Hillis, Associate Professor of Russian History and The College, is currently writing Europe's Russian Colonies: Tsarist Émigrés and the Quest for Freedom in the 19th Century. Drawing on a multilingual array of archival sources and material artifacts from the 1860s through World War I, the book paints a comprehensive portrait of the complex diasporic communities that coalesced in cities like London, Paris, and Geneva, along with other European centers of Russian emigration.
"Condensing the diversity of the tsarist empire into districts only a few square miles in area, émigré communities brought together men and women who likely would have never encountered one another had they remained home in Russia," Hillis said in her proposal to the NEH.
Treating communities of Russian émigrés as sites of “intensive intellectual exchange and social experimentation,” her research explores how the experience of exile shaped political movements as divergent as Bolshevism and Zionism. It also reveals how the presence of hundreds of thousands of tsarist subjects on European soil informed continental political ideas and social norms.
The NEH fellowship is among $12.8 million in grants awarded to 253 humanities projects across the nation.

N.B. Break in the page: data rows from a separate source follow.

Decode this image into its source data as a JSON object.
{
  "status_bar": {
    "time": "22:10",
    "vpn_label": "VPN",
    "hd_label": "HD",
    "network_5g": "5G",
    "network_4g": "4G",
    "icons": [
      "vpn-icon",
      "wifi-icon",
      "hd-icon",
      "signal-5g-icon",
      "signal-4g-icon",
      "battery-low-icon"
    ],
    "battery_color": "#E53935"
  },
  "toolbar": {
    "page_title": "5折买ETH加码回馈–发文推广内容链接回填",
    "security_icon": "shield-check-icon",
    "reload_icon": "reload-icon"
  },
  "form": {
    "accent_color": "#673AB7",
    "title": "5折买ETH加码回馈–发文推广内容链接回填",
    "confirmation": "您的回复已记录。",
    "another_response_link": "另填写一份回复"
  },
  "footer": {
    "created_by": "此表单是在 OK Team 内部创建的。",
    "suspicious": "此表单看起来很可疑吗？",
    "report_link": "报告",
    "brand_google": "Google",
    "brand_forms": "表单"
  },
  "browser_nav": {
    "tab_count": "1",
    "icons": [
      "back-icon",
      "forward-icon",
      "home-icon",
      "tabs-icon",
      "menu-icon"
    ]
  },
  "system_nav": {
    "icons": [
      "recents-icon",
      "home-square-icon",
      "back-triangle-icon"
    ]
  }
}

Of those, 74 are fellowships awarded to university and independent scholars pursuing advanced research.
In addition to supporting Hillis’ work on the book, the fellowship will help her advance the use of geo-spatial analysis and digital tools like GIS to analyze how the colonies' physical infrastructure and networks shaped their intellectual output. Hillis plans to publish that data in an online supplement in conjunction with the book.
Hillis joined the University of Chicago faculty in 2010. Her research and teaching explore how Russia's political institutions and status as a multiethnic empire shaped public opinion and political cultures, both within Russia and in the broader context of European and global history. Hillis' first book, Children of Rus’: Right-Bank Ukraine and the Invention of a Russian Nation, argues that Russian nationalism first took shape on the extreme periphery of the tsarist empire, in a region that is today the center of Ukraine.